At one time, the Polish community in Chicago was the largest outside of Warsaw. Recognizing this large Polish population, Pope John Paul II visited a heavily Polish parish in Brighton Park in 1979. It was the first visit by a pope to Chicago, and only the second time a pope had come to the United States.

Archer Heights, whose name belies its flat topography, is known for its modest, well-kept homes, along with an active industrial base that provides manufacturing jobs.

Today, continuing the tradition of creating a welcoming home for immigrants, St. Gall Catholic Church in Gage Park is dedicated to serving and uniting the immigrant and non-immigrant communities. Many St. Gall parishioners are immigrants from Mexico, now the fastest-growing segment of the area’s population.

St. Gall Catholic Church

St. Gall Catholic Church, at 5511 South Sawyer Ave in Gage Park, established in 1900, has seen waves of immigrants build Gage Park over the last 115 years. The parish places focus on serving the needs of immigrants.

UNO Soccer Academy

UNO Soccer Academy, a soccer-oriented charter school at 5050 South Homan Avenue, has brought sleek modern architecture and a progressive view of education to Gage Park.

Gage Park

Gage Park, at 55th Street and South Western Avenue, provides the area with almost 30 acres of green space.

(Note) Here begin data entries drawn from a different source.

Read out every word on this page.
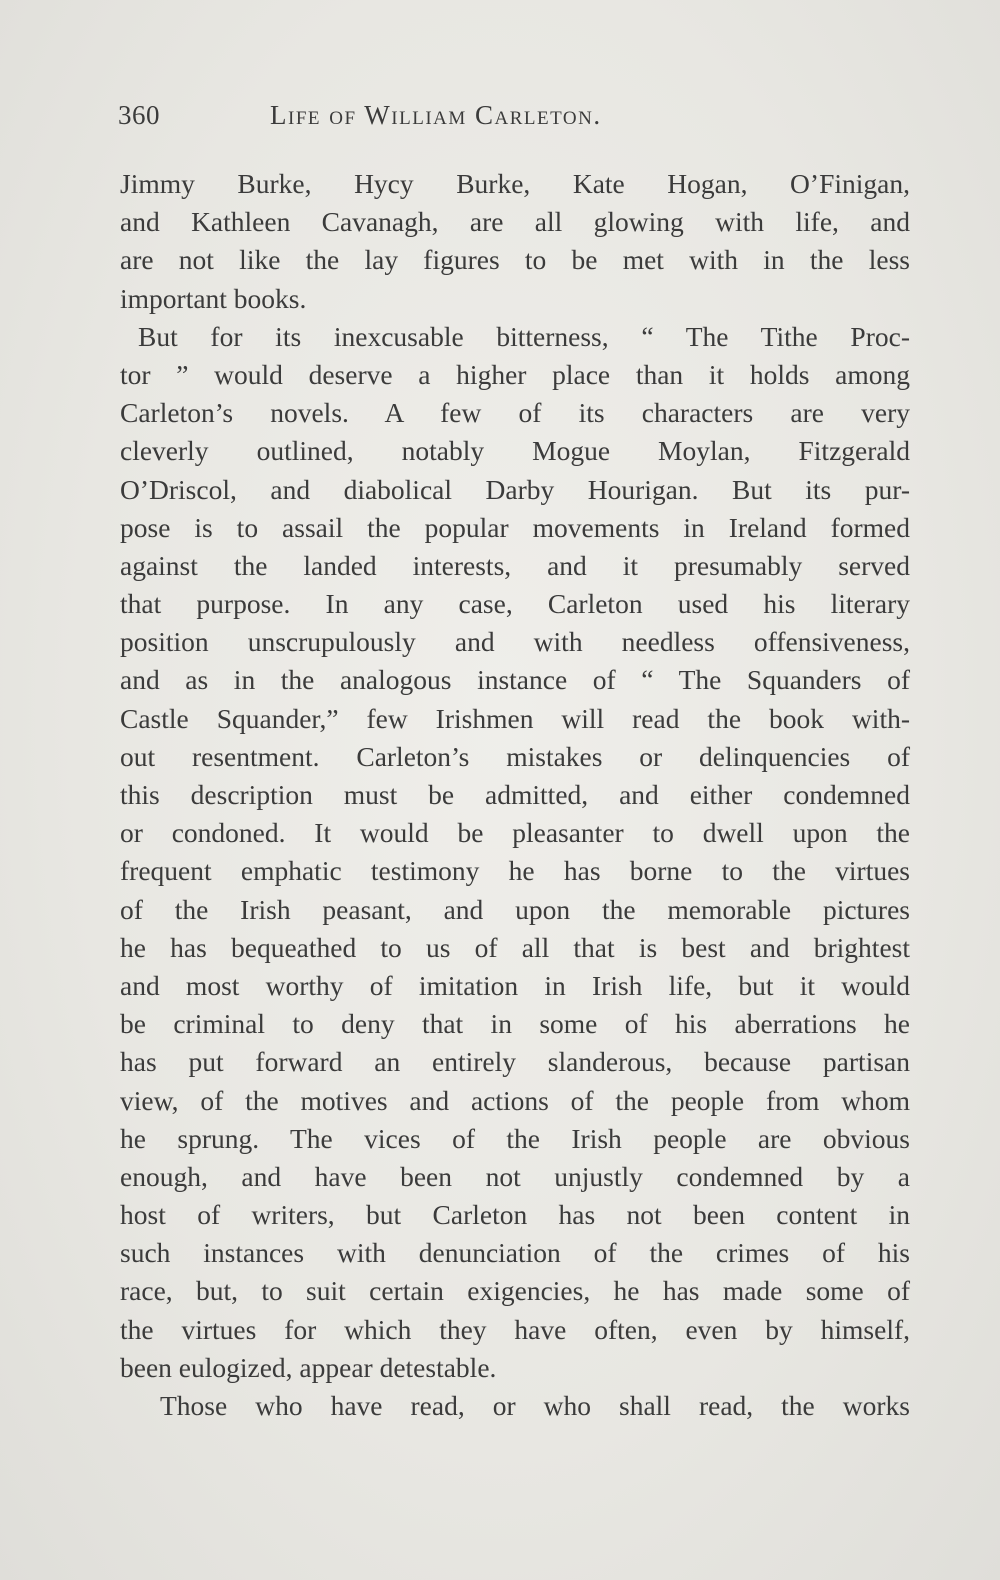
360	Life of William Carleton.
Jimmy Burke, Hycy Burke, Kate Hogan, O’Finigan,
and Kathleen Cavanagh, are all glowing with life, and
are not like the lay figures to be met with in the less
important books.
But for its inexcusable bitterness, “ The Tithe Proc-
tor ” would deserve a higher place than it holds among
Carleton’s novels. A few of its characters are very
cleverly outlined, notably Mogue Moylan, Fitzgerald
O’Driscol, and diabolical Darby Hourigan. But its pur-
pose is to assail the popular movements in Ireland formed
against the landed interests, and it presumably served
that purpose. In any case, Carleton used his literary
position unscrupulously and with needless offensiveness,
and as in the analogous instance of “ The Squanders of
Castle Squander,” few Irishmen will read the book with-
out resentment. Carleton’s mistakes or delinquencies of
this description must be admitted, and either condemned
or condoned. It would be pleasanter to dwell upon the
frequent emphatic testimony he has borne to the virtues
of the Irish peasant, and upon the memorable pictures
he has bequeathed to us of all that is best and brightest
and most worthy of imitation in Irish life, but it would
be criminal to deny that in some of his aberrations he
has put forward an entirely slanderous, because partisan
view, of the motives and actions of the people from whom
he sprung. The vices of the Irish people are obvious
enough, and have been not unjustly condemned by a
host of writers, but Carleton has not been content in
such instances with denunciation of the crimes of his
race, but, to suit certain exigencies, he has made some of
the virtues for which they have often, even by himself,
been eulogized, appear detestable.
Those who have read, or who shall read, the works
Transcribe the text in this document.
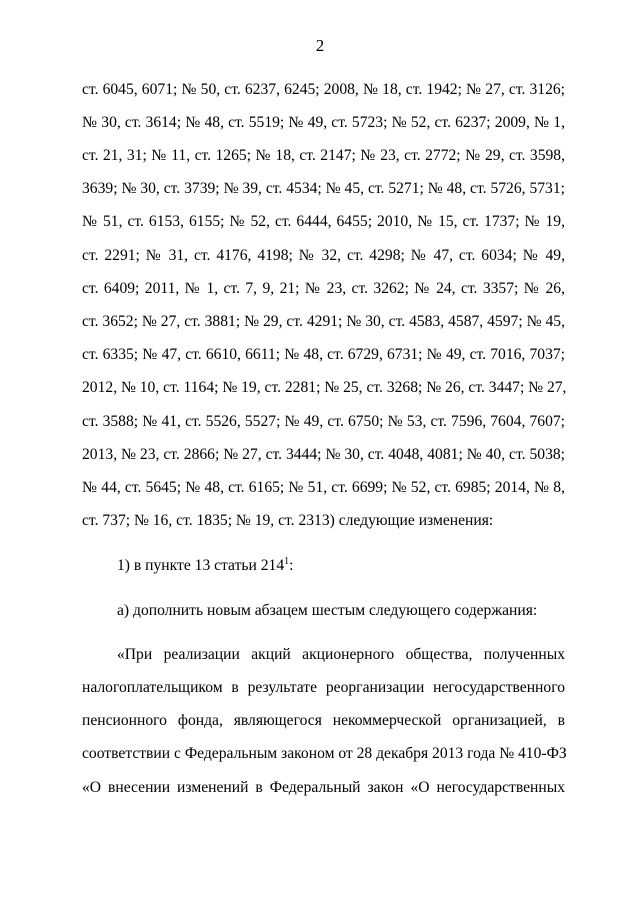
2
ст. 6045, 6071; № 50, ст. 6237, 6245; 2008, № 18, ст. 1942; № 27, ст. 3126;
№ 30, ст. 3614; № 48, ст. 5519; № 49, ст. 5723; № 52, ст. 6237; 2009, № 1,
ст. 21, 31; № 11, ст. 1265; № 18, ст. 2147; № 23, ст. 2772; № 29, ст. 3598,
3639; № 30, ст. 3739; № 39, ст. 4534; № 45, ст. 5271; № 48, ст. 5726, 5731;
№ 51, ст. 6153, 6155; № 52, ст. 6444, 6455; 2010, № 15, ст. 1737; № 19,
ст. 2291; № 31, ст. 4176, 4198; № 32, ст. 4298; № 47, ст. 6034; № 49,
ст. 6409; 2011, № 1, ст. 7, 9, 21; № 23, ст. 3262; № 24, ст. 3357; № 26,
ст. 3652; № 27, ст. 3881; № 29, ст. 4291; № 30, ст. 4583, 4587, 4597; № 45,
ст. 6335; № 47, ст. 6610, 6611; № 48, ст. 6729, 6731; № 49, ст. 7016, 7037;
2012, № 10, ст. 1164; № 19, ст. 2281; № 25, ст. 3268; № 26, ст. 3447; № 27,
ст. 3588; № 41, ст. 5526, 5527; № 49, ст. 6750; № 53, ст. 7596, 7604, 7607;
2013, № 23, ст. 2866; № 27, ст. 3444; № 30, ст. 4048, 4081; № 40, ст. 5038;
№ 44, ст. 5645; № 48, ст. 6165; № 51, ст. 6699; № 52, ст. 6985; 2014, № 8,
ст. 737; № 16, ст. 1835; № 19, ст. 2313) следующие изменения:
1) в пункте 13 статьи $214^1$:
а) дополнить новым абзацем шестым следующего содержания:
«При реализации акций акционерного общества, полученных
налогоплательщиком в результате реорганизации негосударственного
пенсионного фонда, являющегося некоммерческой организацией, в
соответствии с Федеральным законом от 28 декабря 2013 года № 410-ФЗ
«О внесении изменений в Федеральный закон «О негосударственных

The DuPont-Whitehouse mansion

The DuPont-Whitehouse mansion, an Italianate house at 3558 South Artesian Avenue in Brighton Park, has a past steeped in gunpowder. Built in 1875 as a home to the superintendent of the DuPont de Nemours & Company explosives plant near 36th Street and South Western Avenue, the house once stood adjacent to the plant. It was moved to this address from its original site in 1920.

Five Holy Martyrs Catholic Church

On October 5, 1979, Pope John Paul II visited Chicago; due to its large Polish congregation, he made Brighton Park part of his itinerary. At Five Holy Martyrs Catholic Church, 4327 South Richmond Street in Brighton Park, the Pope conducted an open-air mass in Polish.